Itching on the hands or the feet is another possible outcome, and many are known to end up with hives, with typical symptoms. Pain in the muscles or the joints is another possible outcome of the vaccine’s effects. In addition to this, the individual may also witness the formation of spots on the skin that appear red in color; these spots are distinct in appearance, small, and pointed in nature. The area around the ears may turn red and patients may also experience seizures. Other effects include persistent headaches, with some individuals experiencing stiff necks. This may or may not be accompanied by a swelling in the neck, mainly due to swollen glands. Individuals may sometimes experience bleeding or bruising that is not attributed to any other reason or injury. There is also the likelihood of the individual feeling tired or weak, with no particular reason for the fatigue. This may often develop suddenly and can also be severe in nature.
Need for caution to prevent anaphylaxis
The vaccine may result in anaphylaxis and this is a very serious condition, with possibly fatal consequences for a small number of individuals. It is, therefore, necessary to understand the nature of the reaction and identify the same from the symptoms. Caregivers, patients, and healthcare workers are to constantly lookout for rashes, difficulty in breathing, or any itching sensation in patients. The individual may experience some kind of difficulty in swallowing, and this could be an indication of the condition.
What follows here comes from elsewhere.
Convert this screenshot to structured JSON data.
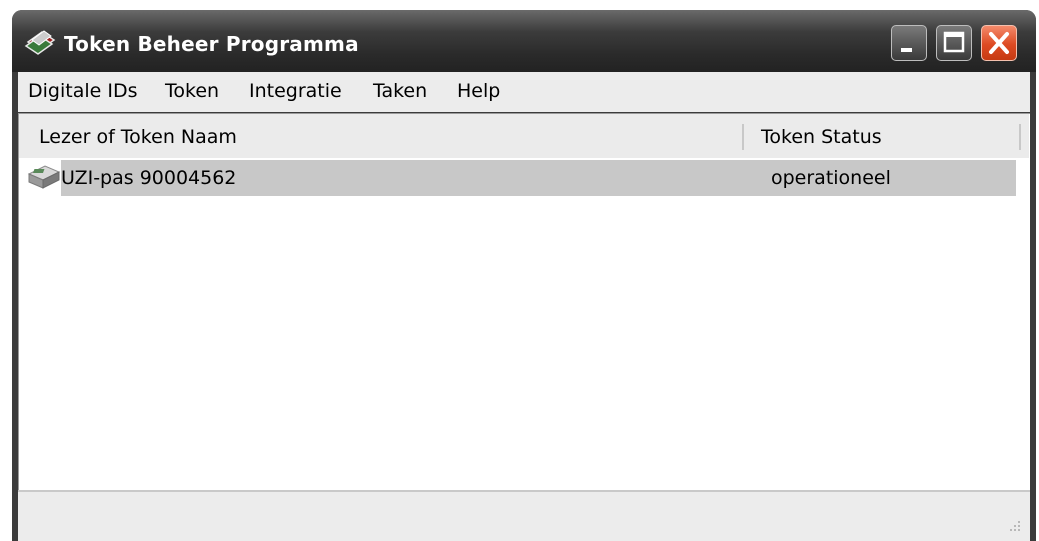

Any swelling that develops on the face, the hands or the mouth after the vaccination needs to be reported immediately to a healthcare facility.
General precautions when vaccinated against varicella
Individuals who have been vaccinated against varicella are to diligently avoid aspirin or any medication with aspirin as an ingredient. This needs to be avoided for one and a half months from the time of the vaccination. Similarly, medications and formulations that contain salicylic acid are to be avoided for the same period. As the vaccine is essentially the administration of a small dose of the virus, there is every possibility that the recipient of the vaccine may transmit the actual varicella disease to unvaccinated people. The vaccine is intended to protect the individual, but as it is a contagious infection, it can be transmitted to an individual who is not vaccinated. It is, therefore, necessary for individuals to avoid close contact with others for a period of six weeks.
Certain categories of individuals are at higher risk of contracting the infection, and it is important to avoid contact, especially with these categories. Individuals with compromised immunity, or lowered immunity, such as pregnant women, and patients diagnosed with AIDS are all at higher risk. Similarly, newborn infants are at high risk of contracting the infection. All individuals desirous of taking the vaccine are to undergo a skin test to check for tuberculosis. This is often skipped by individuals with undesirable outcomes and consequences.
The vaccine is administered in two doses with a gap of one month between the two doses for adults and youngsters above the age of twelve. For children below the age of twelve, the first dose is ideally administered when the child is one year, and the second dose is given after a gap of three or four years.